Non-performance-mode VMs set the KVM halt-poll interval to 200µs;
overcommitted topologies set it to 0. See
Performance Mode.
Dual-role dispatch
The same test binary is the host controller and the guest /init —
Architecture Overview tells the story. The
mechanics: a constructor function runs before main() in every
ktstr-linked binary. Running as PID 1, it executes the guest init
path (mounts, scheduler start, test dispatch, reboot); given
--ktstr-test-fn plus a topology argument, it boots a VM as the host
side; given only --ktstr-test-fn, it runs the test function
directly because it is already inside a VM.
Boot process
- Load the kernel (bzImage on x86_64, Image on aarch64).

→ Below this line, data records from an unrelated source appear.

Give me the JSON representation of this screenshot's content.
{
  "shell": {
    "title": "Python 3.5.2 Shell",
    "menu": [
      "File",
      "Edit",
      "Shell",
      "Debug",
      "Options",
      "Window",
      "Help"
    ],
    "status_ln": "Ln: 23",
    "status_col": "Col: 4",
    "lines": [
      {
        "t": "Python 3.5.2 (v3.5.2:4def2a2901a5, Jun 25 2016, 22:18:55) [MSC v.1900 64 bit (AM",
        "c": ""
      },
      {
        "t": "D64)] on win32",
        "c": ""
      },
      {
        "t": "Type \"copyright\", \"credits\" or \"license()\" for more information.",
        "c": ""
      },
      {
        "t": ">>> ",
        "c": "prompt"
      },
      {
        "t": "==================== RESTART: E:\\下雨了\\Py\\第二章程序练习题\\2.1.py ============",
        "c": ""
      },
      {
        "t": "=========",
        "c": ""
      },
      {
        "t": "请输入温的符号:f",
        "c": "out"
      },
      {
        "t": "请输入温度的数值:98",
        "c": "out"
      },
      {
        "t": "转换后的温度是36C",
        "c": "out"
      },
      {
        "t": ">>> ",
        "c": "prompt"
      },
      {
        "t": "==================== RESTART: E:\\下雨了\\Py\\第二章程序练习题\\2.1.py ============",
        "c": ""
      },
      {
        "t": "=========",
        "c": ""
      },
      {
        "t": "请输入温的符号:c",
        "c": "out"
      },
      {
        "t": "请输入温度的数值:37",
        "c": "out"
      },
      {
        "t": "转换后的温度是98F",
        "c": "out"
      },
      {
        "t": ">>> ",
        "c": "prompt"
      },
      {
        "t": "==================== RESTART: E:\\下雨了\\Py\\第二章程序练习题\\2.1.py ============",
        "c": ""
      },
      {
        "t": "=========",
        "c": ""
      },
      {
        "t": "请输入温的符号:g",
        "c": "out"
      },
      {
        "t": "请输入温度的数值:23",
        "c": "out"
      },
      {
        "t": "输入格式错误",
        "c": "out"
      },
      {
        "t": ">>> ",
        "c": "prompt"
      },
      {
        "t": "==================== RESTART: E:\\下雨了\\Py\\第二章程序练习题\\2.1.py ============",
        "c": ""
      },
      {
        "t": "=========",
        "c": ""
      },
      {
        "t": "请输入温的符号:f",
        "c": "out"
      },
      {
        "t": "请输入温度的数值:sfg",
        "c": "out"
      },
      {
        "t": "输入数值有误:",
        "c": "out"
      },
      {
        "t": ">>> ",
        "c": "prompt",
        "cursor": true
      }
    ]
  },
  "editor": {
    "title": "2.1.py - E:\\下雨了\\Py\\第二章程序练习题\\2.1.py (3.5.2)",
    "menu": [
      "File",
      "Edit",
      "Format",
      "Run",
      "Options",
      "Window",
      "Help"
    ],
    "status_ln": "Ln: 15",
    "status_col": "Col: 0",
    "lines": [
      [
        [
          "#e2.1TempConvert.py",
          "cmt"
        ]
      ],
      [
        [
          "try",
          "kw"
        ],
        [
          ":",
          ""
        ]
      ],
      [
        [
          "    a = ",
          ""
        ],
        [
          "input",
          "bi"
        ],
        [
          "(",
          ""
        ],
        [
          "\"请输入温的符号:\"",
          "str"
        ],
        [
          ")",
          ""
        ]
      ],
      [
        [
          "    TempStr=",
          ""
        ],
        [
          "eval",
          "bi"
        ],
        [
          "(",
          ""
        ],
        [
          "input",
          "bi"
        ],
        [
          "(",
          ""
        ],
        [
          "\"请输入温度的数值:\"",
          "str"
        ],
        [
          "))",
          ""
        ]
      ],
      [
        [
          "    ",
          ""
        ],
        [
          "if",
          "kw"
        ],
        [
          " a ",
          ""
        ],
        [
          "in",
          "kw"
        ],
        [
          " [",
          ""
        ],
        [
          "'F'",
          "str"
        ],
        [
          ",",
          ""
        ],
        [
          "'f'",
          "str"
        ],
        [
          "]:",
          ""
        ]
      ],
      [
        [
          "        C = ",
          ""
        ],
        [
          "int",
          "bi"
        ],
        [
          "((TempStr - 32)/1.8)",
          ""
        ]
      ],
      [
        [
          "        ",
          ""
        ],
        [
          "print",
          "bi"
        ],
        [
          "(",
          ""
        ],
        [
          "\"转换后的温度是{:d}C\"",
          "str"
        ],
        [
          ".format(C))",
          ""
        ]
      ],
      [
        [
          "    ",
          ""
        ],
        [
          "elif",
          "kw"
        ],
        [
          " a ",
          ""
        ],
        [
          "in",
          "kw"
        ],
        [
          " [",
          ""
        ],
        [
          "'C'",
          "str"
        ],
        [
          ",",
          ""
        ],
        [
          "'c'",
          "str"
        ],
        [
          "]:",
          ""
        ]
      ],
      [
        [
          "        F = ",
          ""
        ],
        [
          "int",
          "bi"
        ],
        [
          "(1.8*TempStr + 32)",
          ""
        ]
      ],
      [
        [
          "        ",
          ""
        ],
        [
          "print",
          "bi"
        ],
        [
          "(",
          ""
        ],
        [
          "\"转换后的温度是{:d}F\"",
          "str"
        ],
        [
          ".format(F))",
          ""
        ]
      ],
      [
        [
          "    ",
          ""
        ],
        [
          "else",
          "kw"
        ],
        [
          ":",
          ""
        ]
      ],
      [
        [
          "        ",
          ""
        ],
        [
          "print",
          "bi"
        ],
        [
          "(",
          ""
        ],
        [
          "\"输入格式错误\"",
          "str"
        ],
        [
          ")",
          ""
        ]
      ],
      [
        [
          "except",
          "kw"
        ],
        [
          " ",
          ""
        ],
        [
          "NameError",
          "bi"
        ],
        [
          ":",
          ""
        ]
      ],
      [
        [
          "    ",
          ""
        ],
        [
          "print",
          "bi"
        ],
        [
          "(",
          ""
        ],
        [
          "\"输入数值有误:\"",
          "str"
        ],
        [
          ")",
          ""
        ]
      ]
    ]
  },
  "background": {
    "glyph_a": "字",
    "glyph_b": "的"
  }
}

- Create KVM vCPUs matching the declared topology. High vCPU counts add measurable boot latency — see Performance Mode for sizing.
- Build and load the initramfs.
- Set up serial devices (COM1 kernel console, COM2 crash diagnostics), the virtio console, and virtio block/net devices for disk- and network-shaped workloads.
- Boot the kernel.
- The kernel starts
/init(the test binary); PID 1 detection routes into the guest lifecycle: mount filesystems, start the scheduler, dispatch the test function, reboot.